Un último empujón es lo único que necesitaba para acabar con aquello.
Me armé de valor, inspiré profundamente por la nariz y, ¡Glub!, conseguí tragarme mi propia lengua.
Estaba hecho.
¿Cómo reaccionaría mi mente ahora que no podía refrendar en palabras aquello que pensase?
Escucharía más, ahora sí. Y además, ahora que no podría replicar, obligaría a mis interlocutores a ser más críticos. Los haría enfrentarse al peor de los dictámenes, el silencio. La desnudez de un argumento mal elaborado se postraría de rodillas ante tamaño juez pidiendo clemencia por haber tenido la osadez de mostrarse.
Qué gran servicio a la humanidad. Qué renuncia.
La renuncia es la forma más elevada del amor, decían, aunque bien sabía yo que aquella frase tenía sus carencias. ¿No es acaso la entrega incondicional la más pura de las formas del amor?
Porque, sí. Renunciar a tu propio bien por el ser amado tiene su aquel, pero lo hace todo tortuoso. Incómodo.
La forma más pura del amor es la entrega incondicional, como la de un perro. Amor a nivel perro, esa es la forma más pura del amor porque la entrega, aunque también lleva implícita la renuncia, es un nivel superior de esta. Subyugar hasta el instinto para complacer a tu amo.
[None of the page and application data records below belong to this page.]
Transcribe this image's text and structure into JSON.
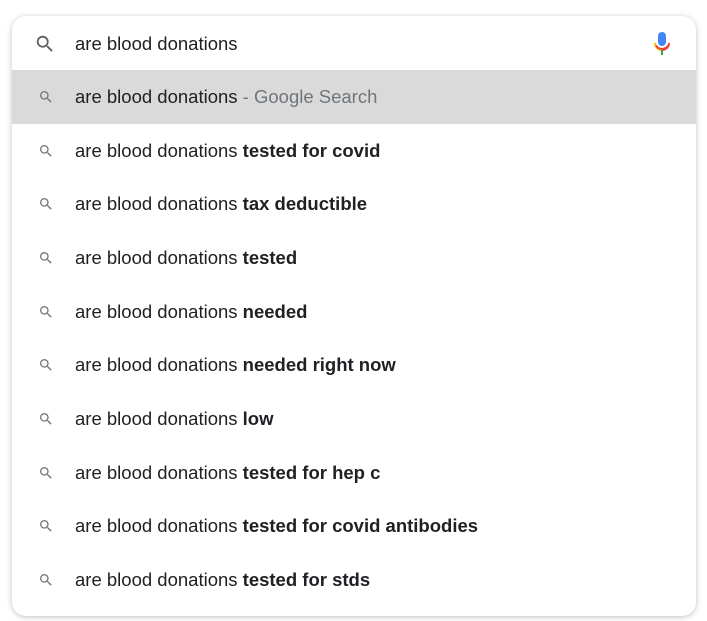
{
  "search": {
    "query": "are blood donations",
    "search_icon": "search-icon",
    "mic_icon": "microphone-icon"
  },
  "suggestions": [
    {
      "prefix": "are blood donations",
      "completion": "",
      "suffix": " - Google Search",
      "highlighted": true
    },
    {
      "prefix": "are blood donations ",
      "completion": "tested for covid",
      "suffix": "",
      "highlighted": false
    },
    {
      "prefix": "are blood donations ",
      "completion": "tax deductible",
      "suffix": "",
      "highlighted": false
    },
    {
      "prefix": "are blood donations ",
      "completion": "tested",
      "suffix": "",
      "highlighted": false
    },
    {
      "prefix": "are blood donations ",
      "completion": "needed",
      "suffix": "",
      "highlighted": false
    },
    {
      "prefix": "are blood donations ",
      "completion": "needed right now",
      "suffix": "",
      "highlighted": false
    },
    {
      "prefix": "are blood donations ",
      "completion": "low",
      "suffix": "",
      "highlighted": false
    },
    {
      "prefix": "are blood donations ",
      "completion": "tested for hep c",
      "suffix": "",
      "highlighted": false
    },
    {
      "prefix": "are blood donations ",
      "completion": "tested for covid antibodies",
      "suffix": "",
      "highlighted": false
    },
    {
      "prefix": "are blood donations ",
      "completion": "tested for stds",
      "suffix": "",
      "highlighted": false
    }
  ],
  "colors": {
    "highlight_bg": "#dadada",
    "text": "#202124",
    "suffix_text": "#70757a",
    "mic_blue": "#4285f4",
    "mic_red": "#ea4335",
    "mic_yellow": "#fbbc05",
    "mic_green": "#34a853"
  }
}
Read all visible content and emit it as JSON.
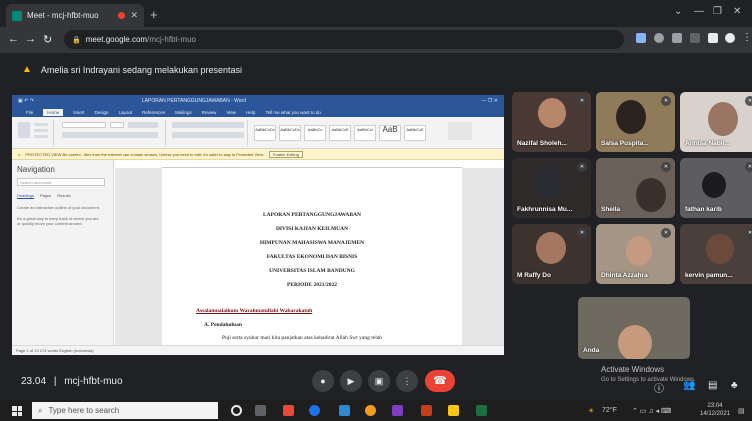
{
  "browser": {
    "tab_title": "Meet - mcj-hfbt-muo",
    "close_glyph": "✕",
    "new_tab_glyph": "+",
    "url_domain": "meet.google.com",
    "url_path": "/mcj-hfbt-muo"
  },
  "banner": {
    "text": "Amelia sri Indrayani sedang melakukan presentasi",
    "icon": "presenting-icon"
  },
  "word": {
    "title": "LAPORAN PERTANGGUNGJAWABAN - Word",
    "tabs": [
      "File",
      "Home",
      "Insert",
      "Design",
      "Layout",
      "References",
      "Mailings",
      "Review",
      "View",
      "Help",
      "Tell me what you want to do"
    ],
    "protected_view": "PROTECTED VIEW  Be careful - files from the Internet can contain viruses. Unless you need to edit, it's safer to stay in Protected View.",
    "enable_label": "Enable Editing",
    "nav_title": "Navigation",
    "nav_search": "Search document",
    "nav_tabs": [
      "Headings",
      "Pages",
      "Results"
    ],
    "nav_help1": "Create an interactive outline of your document.",
    "nav_help2": "It's a great way to keep track of where you are or quickly move your content around.",
    "status": "Page 1 of 13   174 words   English (Indonesia)",
    "doc_lines": [
      "LAPORAN PERTANGGUNGJAWABAN",
      "DIVISI KAJIAN KEILMUAN",
      "HIMPUNAN MAHASISWA MANAJEMEN",
      "FAKULTAS EKONOMI DAN BISNIS",
      "UNIVERSITAS ISLAM BANDUNG",
      "PERIODE 2021/2022"
    ],
    "section_heading": "Assalamualaikum Warahmatullahi Wabarakatuh",
    "subheading": "A.  Pendahuluan",
    "paragraph": "Puji serta syukur mari kita panjatkan atas kehadirat Allah Swt yang telah"
  },
  "participants": [
    {
      "name": "Nazifal Sholeh..."
    },
    {
      "name": "Salsa Puspita..."
    },
    {
      "name": "Annisa Nabil..."
    },
    {
      "name": "Fakhrunnisa Mu..."
    },
    {
      "name": "Sheila"
    },
    {
      "name": "fathan karib"
    },
    {
      "name": "M Raffy Do"
    },
    {
      "name": "Dhinta Azzahra"
    },
    {
      "name": "kervin pamun..."
    },
    {
      "name": "Anda"
    }
  ],
  "meeting": {
    "time": "23.04",
    "separator": "|",
    "code": "mcj-hfbt-muo"
  },
  "watermark": {
    "line1": "Activate Windows",
    "line2": "Go to Settings to activate Windows."
  },
  "taskbar": {
    "search_placeholder": "Type here to search",
    "weather": "72°F",
    "clock_time": "23:04",
    "clock_date": "14/12/2021"
  }
}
Ahora quiero ser tu perro, decía Iggy, aunque esa era otro tipo de sumisión. Más carnal y sucia. Visceral.
Ahora quiero ser tu perro y renunciar hasta de la carne por complacerte, Hasta de la carne de este apéndice llamado lengua y que no era más que la llave que podía controlar mi incontinencia verbal y no lo hacía. Ahora callaré para siempre.
Y como colofón a esta renuncia, moriré al acabar el día.
Moriré y mañana renaceré mudo y muerto.

¿Así es como me quieres?
¿Quieres a esta versión reducida de mi ser, que te complace y te otorga tu lugar?
Morir y callar es lo que quiero, no hay renuncia en mi ablación y suicidio.
¿Hay amor en mi acto cuando no es renuncia sino egoísmo?
¿Querrás tú a un ser tullido y desnaturalizado?